“For heaven’s sake. You’d think the girl was old enough to know not to dart in front of traffic. She nearly gave me a heart attack.”
“I know her,” I say automatically. I can’t shake the image of Jenny’s huge, dark eyes, her pale skeleton-face.
“What do you mean, you know her?” My mother turns to me.
I close my eyes and try to think of peaceful things. The bay. Seagulls wheeling against a blue sky. Rivers of spotless white fabric. But instead I see Jenny’s eyes, the sharp angles of her cheek and chin. “Her name is Jenny,” I say. “She’s Lena’s cousin—”
“Watch your mouth,” my mom cuts me off sharply. I realize, too late, that I shouldn’t have said anything. Lena’s name is worse than a curse word in our family.
For years, Mom was proud of my friendship with Lena. She saw it as a testament to her liberalism. We don’t judge the girl because of her family, she would tell guests when they brought it up. The disease isn’t genetic; that’s an old idea.

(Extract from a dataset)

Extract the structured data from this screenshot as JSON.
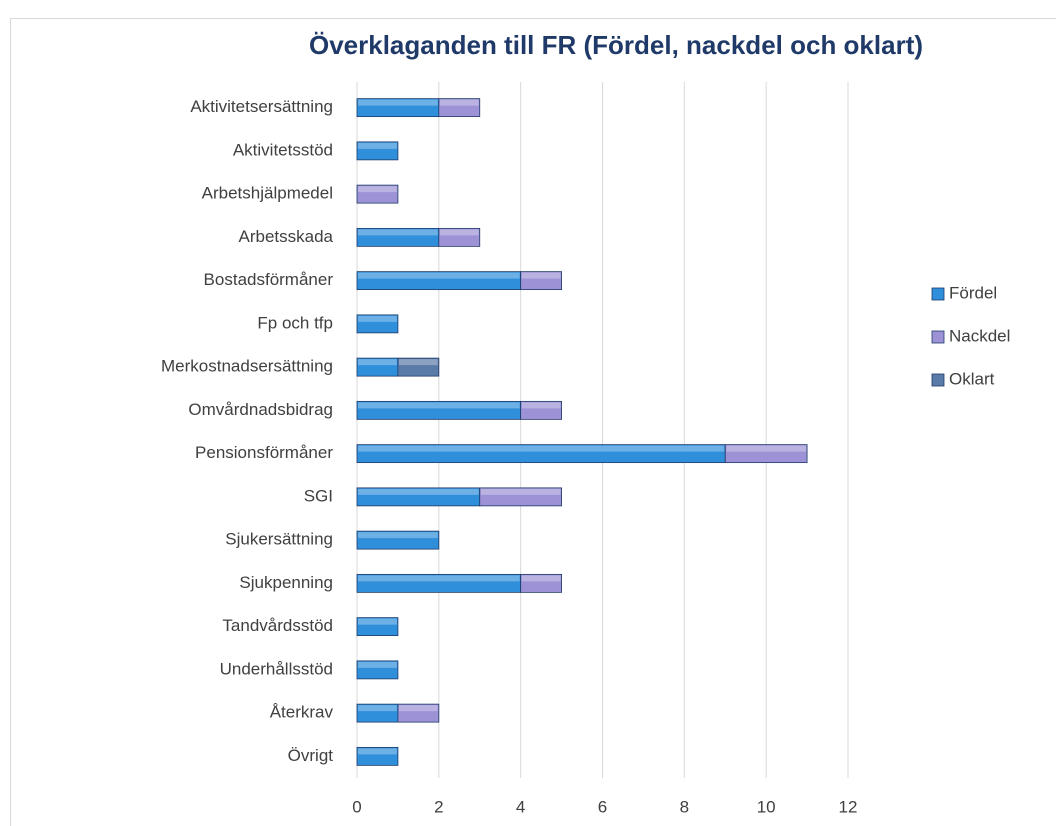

She took it as almost a personal insult when Lena contracted the disease and managed to escape before she could be treated, as though Lena had deliberately done it to make her look stupid.
All those years we let her into our house, she would say out of nowhere, in the days following Lena’s escape. Even though we knew what the risks were. Everyone warned us. . . . Well, I guess we should have listened.
“She looked thin,” I say.
“Home, Tony.” My mom leans her head against the headrest and closes her eyes, and I know the conversation is over.